Contributors are largely American and somewhat unconcerned with the fact that in the 1970s much momentum was maintained outside the United States. As a result of the negative influence of Marvin Minsky and Seymour Papert (of MIT) there was very little progress (with a few major exceptions) in the US during that time. In fact, the younger contributors in the late 1980s were enthused by the feeling that they were rekindling a flame that was wrongly extinguished earlier.

However, outside of the US such work had been going on through the efforts of the likes of Teuvo Kohonen in Finland, Eduardo Caianiello in Italy, Albert Uttley, John Taylor and David Willshaw in the UK, Shun-Ichi Amari in Japan and many others. Of those surviving only Teuvo Kohonen is interviewed. He speaks modestly of his ingenious design of an associative memory and the impossibility of talking of "anything neural" in the US in the 1970s.

In contrast, I enjoyed reading Hinton's account of the liberating effect of going to California from England in the late 1970s: "England was a much smaller more closed community, where there was a substantive view and there was nonsense." Not much may have changed: the funding councils in the UK still need to be convinced that an interdisciplinary crack at the brain is not nonsense.

There are many ghosts in the book.
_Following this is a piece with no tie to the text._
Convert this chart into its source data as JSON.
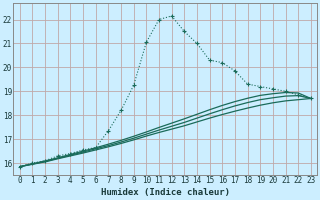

The names of Warren McCulloch and Walter Pitts (who first suggested an electrical model of the neuron), Frank Rosenblatt (who coined the word perceptron), Denis Gabor (early contributor to associative memory models and optimisation methods), Keith Lashley and Donald Hebb (early neural analysts) appear frequently enough to convince anyone that they were the real grandfathers of this field. Another living ghost is John Hopfield, whose elegant papers relating energy to network dynamics in the early 1980s unleashed a flood of work and is mentioned by most of the contributors. The editors report that they were not able to publish a contribution from him for administrative reasons - a great pity.

Judging the book as a whole, it is a bit of a curate's egg. Good are the parts where the interviewees reveal their personal struggles in making their advances: "It's tragic really... although I would often have an idea first, I usually had it too far ahead of its time," says Steve Grossberg. Bernie Widrow points to a paper which is now a "citation classic" which was seen as uninteresting and was about to be rejected when the editor of the journal gave it the benefit of the doubt. Scientists are not protected from the unfair knocks of professional life.

The poor parts of the book are where attempts are made to exaggerate the achievements of the neural network field. One or two of those interviewed speak as if having made their contributions, the future can only be a mere appendix to their work. Nothing could be further from the truth. When it comes to understanding the enormously complex neural activities of the brain, the field of neuro-computing is key and is still wide open. There is massive scope for a new generation to move on imaginatively from the work lovingly described in the pages of this book.

Igor Aleksander is professor of electrical engineering, Imperial College, London.